I take the point about taste though, and from other trials I’ve done – one with Fairtrade and non-Fairtrade instant coffees and another with brands of tea – I’ve come to the conclusion that, just because a product is ethical, it doesn’t guarantee that it’ll taste better. And since most of us want to enjoy what we’re consuming (particularly if it cost us more), producers of ethical food and drink should not rest on their laurels.
There are other arguments kicking around about chicken: another study (this from Strathclyde University) found that organic poultry was actually less nutritious, having less omega 3 and more fat than conventional chicken – which is strange, because I watched a television programme recently that demonstrated exactly the opposite!
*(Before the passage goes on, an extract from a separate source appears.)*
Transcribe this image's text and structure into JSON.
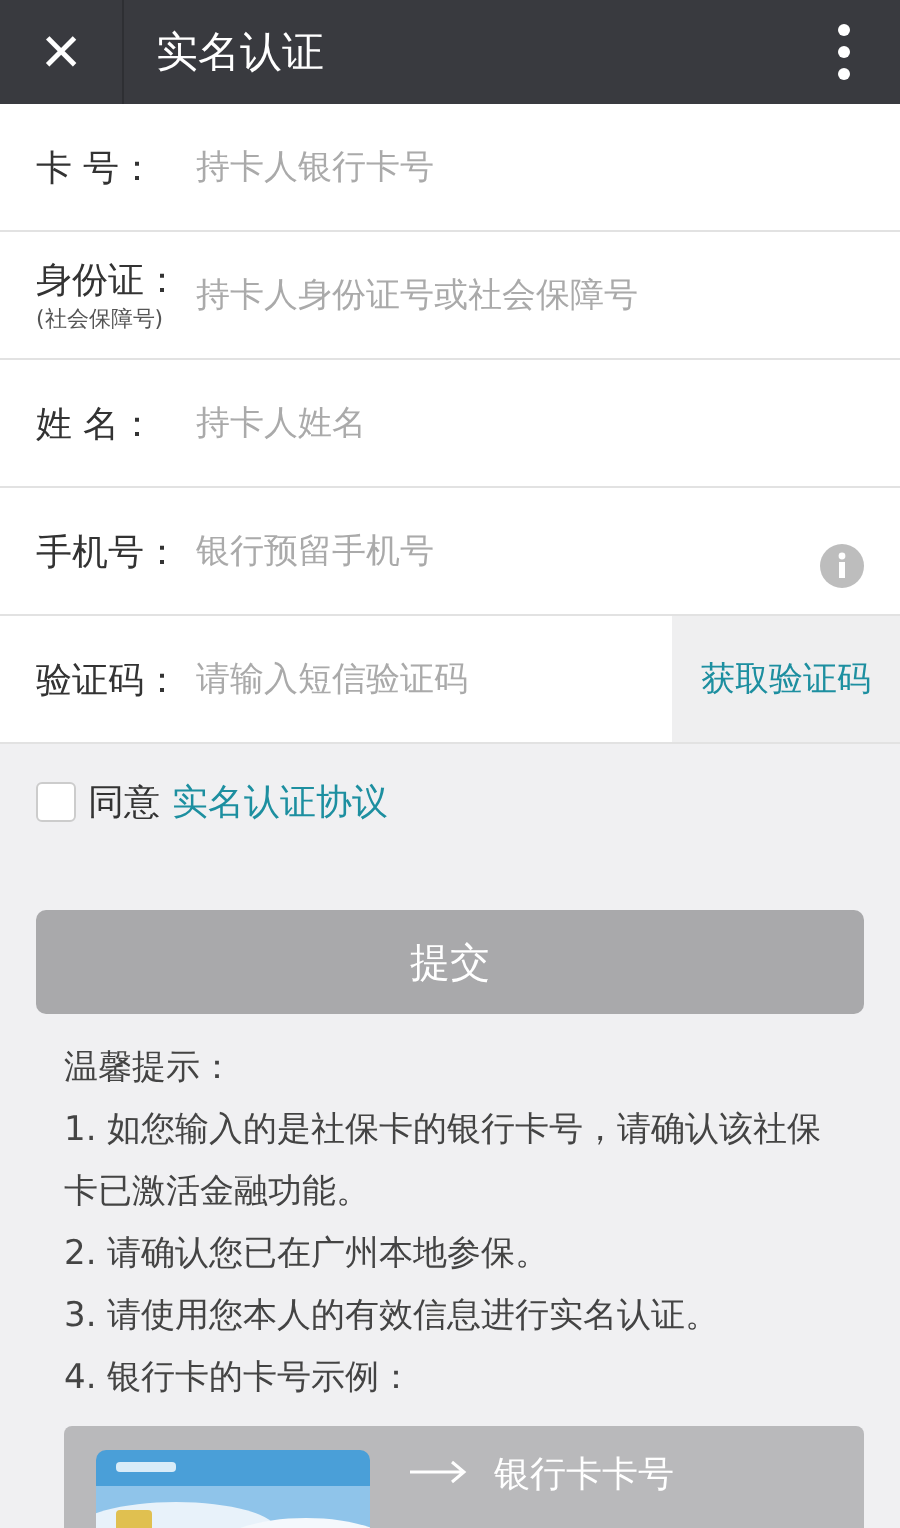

And if you want to do what’s best for the planet, as opposed to what’s best for the chicken, intensively farmed chickens produce less CO2 than organic (32 per cent less energy per tonne of meat) precisely because of the pile-em-high, sell-em-fast approach (from Shades of Green by Paul Waddington).
What to do? Well, we buy free-range chicken (a brand called Loose Birds) from our butcher, but it’s expensive so we don’t eat the amount of chicken that we used to. So we eat less chicken – better for the environment, presumably – but it’s reared to higher welfare standards, which is indubitably better for the chicken.
And I think it tastes way better. But then I would, wouldn’t I?